Complexity makes it a little clearer why project success is so sensitive to unknowns. The very fact that these unknowns are, well, unknown, means that they could inject a wide range of behavior into the design. That uncertainty range increases the number of ideas you must simultaneously consider, and it might also increase the predicted time durations needed.
It doesn’t take much uncertainty to make the complexity-derived behavior range too big to mentally handle. And this is perhaps the most insidious issue of all: When faced with a complex situation, you generally know that you aren’t yet in command of all the necessary details. This in itself isn’t alarming; it takes time to understand what hundreds of people are doing or intend to do. But you can’t leave it like that.
One option is to insist that all of the unknowns be researched and quantified so that your spreadsheet can tell you what to do. But this scheme doesn’t work. Your project doesn’t have enough time or idle engineers to do this much new work; besides, not everything you want to know about your project is knowable, much less quantifiable...
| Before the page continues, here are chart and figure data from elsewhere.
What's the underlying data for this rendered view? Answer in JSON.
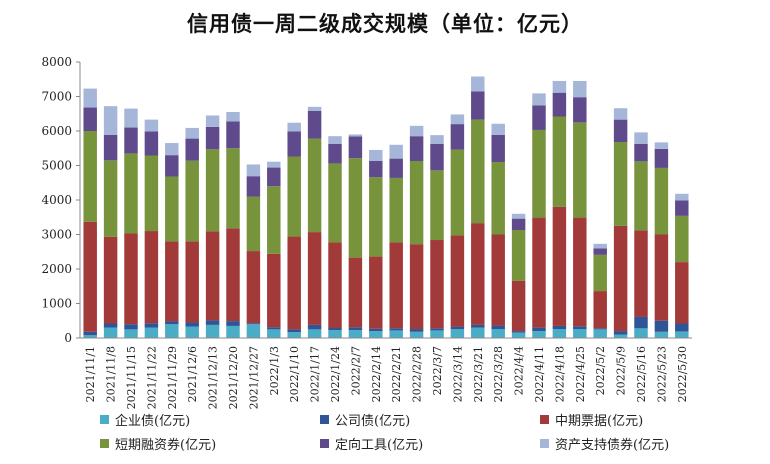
{
  "chart_data": {
    "type": "bar",
    "stacked": true,
    "title": "信用债一周二级成交规模（单位：亿元）",
    "xlabel": "",
    "ylabel": "",
    "ylim": [
      0,
      8000
    ],
    "yticks": [
      0,
      1000,
      2000,
      3000,
      4000,
      5000,
      6000,
      7000,
      8000
    ],
    "grid": false,
    "legend_position": "bottom",
    "categories": [
      "2021/11/1",
      "2021/11/8",
      "2021/11/15",
      "2021/11/22",
      "2021/11/29",
      "2021/12/6",
      "2021/12/13",
      "2021/12/20",
      "2021/12/27",
      "2022/1/3",
      "2022/1/10",
      "2022/1/17",
      "2022/1/24",
      "2022/2/7",
      "2022/2/14",
      "2022/2/21",
      "2022/2/28",
      "2022/3/7",
      "2022/3/14",
      "2022/3/21",
      "2022/3/28",
      "2022/4/4",
      "2022/4/11",
      "2022/4/18",
      "2022/4/25",
      "2022/5/2",
      "2022/5/9",
      "2022/5/16",
      "2022/5/23",
      "2022/5/30"
    ],
    "series": [
      {
        "name": "企业债(亿元)",
        "color": "#4bacc6",
        "values": [
          80,
          300,
          250,
          300,
          400,
          330,
          380,
          350,
          400,
          250,
          170,
          250,
          230,
          230,
          200,
          220,
          180,
          220,
          260,
          300,
          260,
          160,
          200,
          260,
          260,
          250,
          100,
          280,
          180,
          190
        ]
      },
      {
        "name": "公司债(亿元)",
        "color": "#2f5597",
        "values": [
          100,
          120,
          150,
          130,
          80,
          120,
          130,
          140,
          30,
          60,
          80,
          130,
          60,
          80,
          70,
          60,
          80,
          60,
          70,
          80,
          100,
          40,
          100,
          90,
          80,
          30,
          100,
          330,
          320,
          230
        ]
      },
      {
        "name": "中期票据(亿元)",
        "color": "#a33a3a",
        "values": [
          3190,
          2510,
          2630,
          2670,
          2320,
          2350,
          2580,
          2690,
          2090,
          2130,
          2690,
          2690,
          2480,
          2020,
          2090,
          2490,
          2460,
          2560,
          2640,
          2950,
          2640,
          1460,
          3190,
          3450,
          3150,
          1080,
          3050,
          2510,
          2500,
          1780
        ]
      },
      {
        "name": "短期融资券(亿元)",
        "color": "#77933c",
        "values": [
          2630,
          2220,
          2320,
          2190,
          1880,
          2340,
          2380,
          2320,
          1580,
          1960,
          2320,
          2710,
          2290,
          2880,
          2300,
          1870,
          2410,
          2020,
          2490,
          3000,
          2100,
          1470,
          2540,
          2620,
          2760,
          1050,
          2430,
          2000,
          1930,
          1340
        ]
      },
      {
        "name": "定向工具(亿元)",
        "color": "#5f4b8b",
        "values": [
          680,
          740,
          750,
          700,
          620,
          640,
          650,
          780,
          590,
          540,
          730,
          800,
          570,
          630,
          470,
          560,
          720,
          770,
          740,
          820,
          790,
          330,
          710,
          690,
          730,
          190,
          650,
          510,
          550,
          450
        ]
      },
      {
        "name": "资产支持债券(亿元)",
        "color": "#a6b6d9",
        "values": [
          550,
          830,
          550,
          340,
          350,
          310,
          330,
          270,
          340,
          170,
          250,
          120,
          220,
          60,
          320,
          400,
          300,
          250,
          280,
          430,
          320,
          140,
          350,
          340,
          470,
          130,
          330,
          330,
          190,
          190
        ]
      }
    ]
  }
}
Complex designs are more fragile and lead to more surprises (which are always bad). Complexity leads to longer development schedules; it directly causes design errata; it fosters suboptimal tradeoffs between competing goals; it makes follow-on designs much more difficult; and it’s cumulative, with new designs inheriting all of the complexity of the old and with new complications layered on top.
Increased project complexity also shrinks the available pool of engineers who can help when things go awry. Any competent designer can make easy, straightforward choices, but for truly gnarly situations, only wizards will do. And there are never enough wizards.
Stanford’s John Hennessy once said that it’s always possible to design something so complicated that you can never get it right. As a project leader, are you smart enough to mentally absorb the remaining project unknowns on top of what you already know to the extent necessary to make good decisions on any remaining tradeoffs (some of which haven’t even surfaced yet)?
To some extent, everyone on the design team has this same problem. In considering a design’s overall complexity, you’re making the “smart enough” choice on their behalf as well. If, after deep reflection, you believe you have a practical grasp of the project’s complexities, with enough margin to handle the usual surprises downstream, great. Today will be a good day and you won’t have to think about this again until next week, when you must confront the same issue again. But what if you decide that things seem to have gotten a bit too close to the edge? What do you do then? ...
A design’s complexity must serve a project’s major goals. If your design is complicated but coherent, challenging but understandable, you may have struck a good balance between irreducible complexity and the project’s goals.
Strive to avoid creeping complexity, the kind that arises from unintended interactions among multiple unrelated design decisions. Eschew complicated machinery that isn’t clearly and provably necessary to attain one or more of the major project goals. If you aren’t sure you need some logic in your design, keep asking questions until someone either justifies it or agrees to toss it overboard.
Entropy always drags a project in the direction of increasing complexity; things never get simpler on their own.